I have both PCOS and APS and have been using metformin for 9 years. It was brilliant at regulating my cycles and instead of being all over the place I finally settled on a 32 day cycle.The clinic were not concerned with an interaction when I started warfarin last December. My cycles have switched to 28 days with the warfarin addition but are settling.

Has your Gynae suggested a Mirena coil which is a local low dose norethisterone in the vagina or do they think you will react to this too? It is the contracption/fibroid treatment of choice in APS.

All you have to do is inform the INR nurses that you have started a new drug and they will worry about the consequences and monitor accordingly.


Utovlan is a brand name for norethisterone and is used to slow down bleeding during a period if excessive and delay a period in women.
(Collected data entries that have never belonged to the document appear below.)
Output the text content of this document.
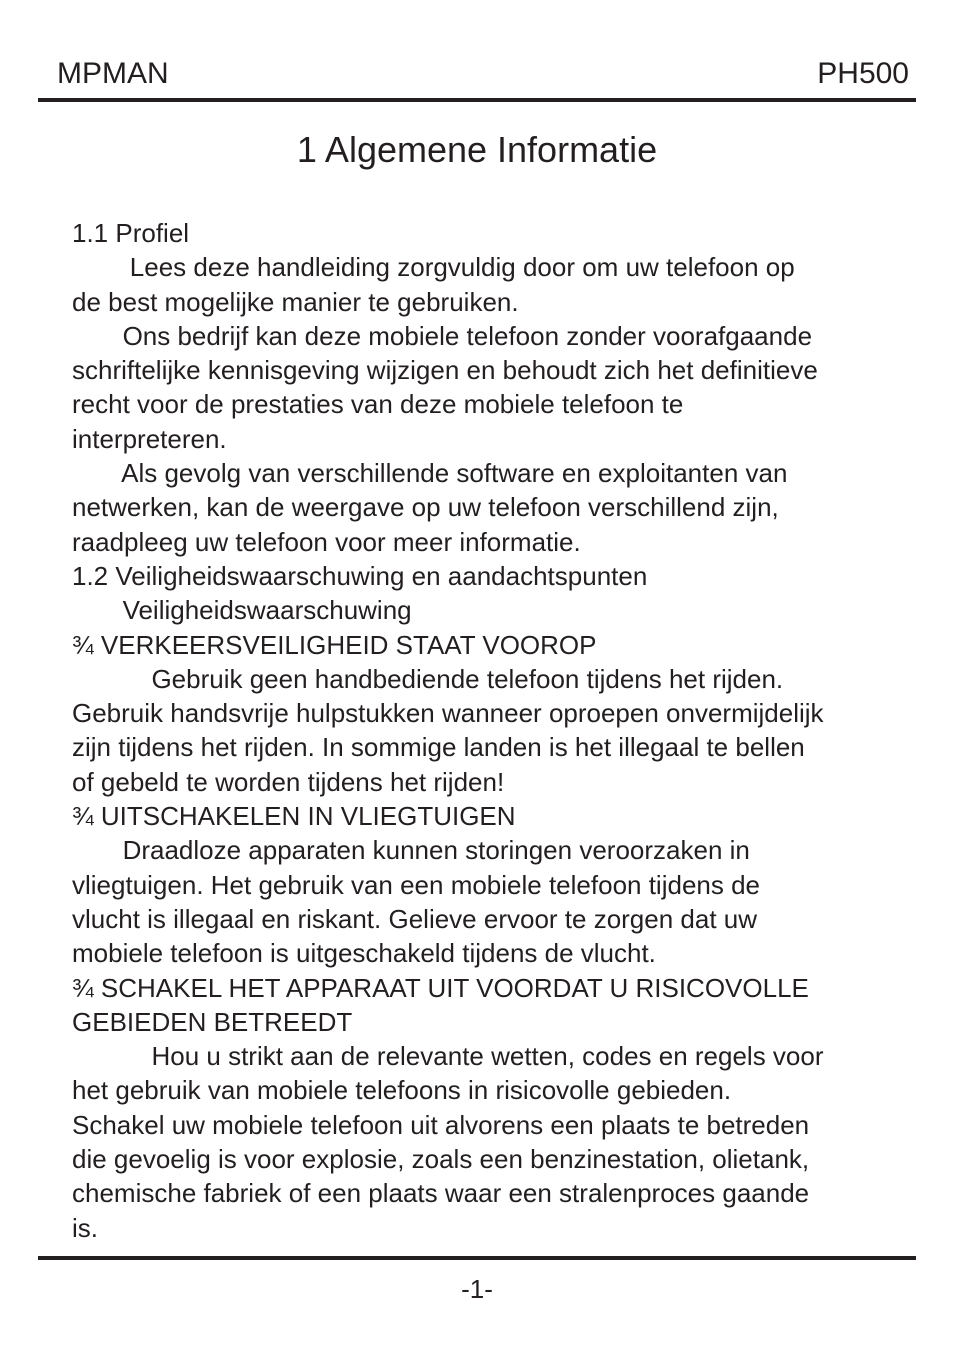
MPMAN	PH500
1 Algemene Informatie

1.1 Profiel

Lees deze handleiding zorgvuldig door om uw telefoon op

de best mogelijke manier te gebruiken.

Ons bedrijf kan deze mobiele telefoon zonder voorafgaande

schriftelijke kennisgeving wijzigen en behoudt zich het definitieve

recht voor de prestaties van deze mobiele telefoon te

interpreteren.

Als gevolg van verschillende software en exploitanten van

netwerken, kan de weergave op uw telefoon verschillend zijn,

raadpleeg uw telefoon voor meer informatie.

1.2 Veiligheidswaarschuwing en aandachtspunten

Veiligheidswaarschuwing

¾ VERKEERSVEILIGHEID STAAT VOOROP

Gebruik geen handbediende telefoon tijdens het rijden.

Gebruik handsvrije hulpstukken wanneer oproepen onvermijdelijk

zijn tijdens het rijden. In sommige landen is het illegaal te bellen

of gebeld te worden tijdens het rijden!

¾ UITSCHAKELEN IN VLIEGTUIGEN

Draadloze apparaten kunnen storingen veroorzaken in

vliegtuigen. Het gebruik van een mobiele telefoon tijdens de

vlucht is illegaal en riskant. Gelieve ervoor te zorgen dat uw

mobiele telefoon is uitgeschakeld tijdens de vlucht.

¾ SCHAKEL HET APPARAAT UIT VOORDAT U RISICOVOLLE

GEBIEDEN BETREEDT

Hou u strikt aan de relevante wetten, codes en regels voor

het gebruik van mobiele telefoons in risicovolle gebieden.

Schakel uw mobiele telefoon uit alvorens een plaats te betreden

die gevoelig is voor explosie, zoals een benzinestation, olietank,

chemische fabriek of een plaats waar een stralenproces gaande

is.

-1-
Norethisterone is a natural pre-cursur to progesterone.

I had a similar problem 2 months ago and my GP took local advice from haematologists in the Royal Free Hospital, London. Norethisterone is the preferred drug in APS but tranexamic acid is also prescribable but with a slightly increased clotting risk.

I was on it for a maximum of 15 days which slowed me down but didn't stop it completely. Don't be surprised if you restart bleeding 5-10 days after stopping norethisterone as it is a synthetic hormone which tricks your body through the menstrual cycle. (hence used by brides to delay period during honeymoons!)

Why are you bleeding heavily? Is it just an extended period, fibroids or was a coil removed?